CAPE ELIZABETH – On the day he was born in 1918, his father died in the world’s worst flu epidemic. Five years later his mother passed away.

He was wandering the streets of Rumford when a Lithuanian family took him into their home and raised him.

William A. “Whitey” Adams died Friday in Cape Elizabeth at the age of 92.

Mr. Adams had lived in Rumford for more than 90 years, moving to the Village Crossings in Cape Elizabeth last December after his health began to fail.

“My father was a special human being, he really was,” said a son, William Adams Jr. of Augusta.

Mr. Adams’ parents, William and Barbara Adams, immigrated to Pennsylvannia in the early 1900s from Lithuania.

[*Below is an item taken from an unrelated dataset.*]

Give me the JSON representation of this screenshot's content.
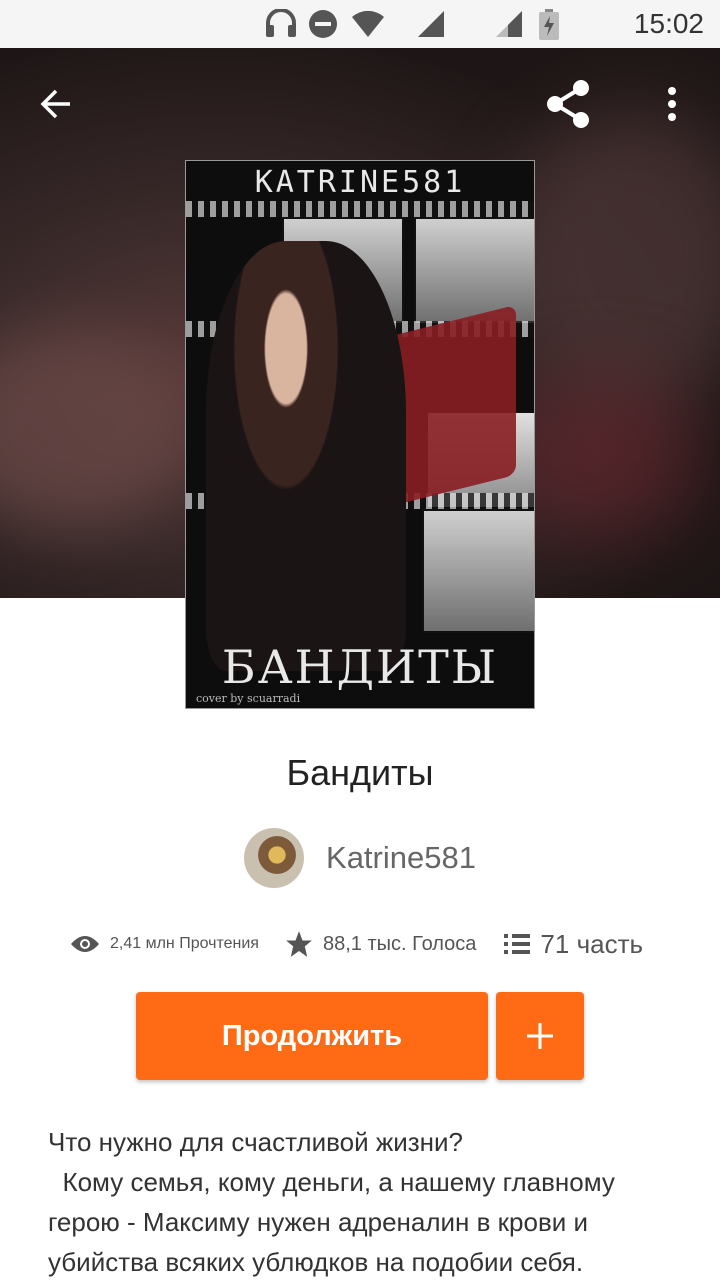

They moved to Rumford to pursue work at the paper mill.

Mr. Adams was born with extremely blond hair. His fellow students teased him about his hair, earning him the nickname Whitey. It was a nickname that stuck throughout his life, even after he went to live at the Village Crossings.

“He used to say I started out as Whitey and I’m going to end as Whitey,” said his daughter, Jane Amero of South Portland.

Despite not having any parents or siblings, Mr. Adams learned that hard work, perseverance and having a positive attitude could carry him far in life.

He delivered newspapers in Rumford and Mexico, served as a caddy at the Oakdale Country Club, and excelled in school. He graduated from Stephens High School in Rumford in 1936.

He became so proficient at golf that he became a teaching golf professional at Oakdale Country Club where he eventually became the club champion, club president, and served on its board of directors.

“He was one hell of a golfer,” his son said. “He taught me how to play.”

But playing a sport did not earn the money he needed to support a family.

He and his first wife, Evangeline McInnis, raised four children.

He left golf to pursue a career at the Oxford Paper Co. in Rumford where he worked for more than 40 years, serving as foreman in the mill’s wood room.

He retired from the mill in 1983.

“The one thing he valued most was education. And he provided that for us,” Amero said.

“He was determined that all of his kids go to college,” his son said. “He was proud of us because he never had that opportunity.”

All four of his children attended college.

“His life is an amazing story after being left on the streets of Rumford,” Amero said. “He worked hard all his life.”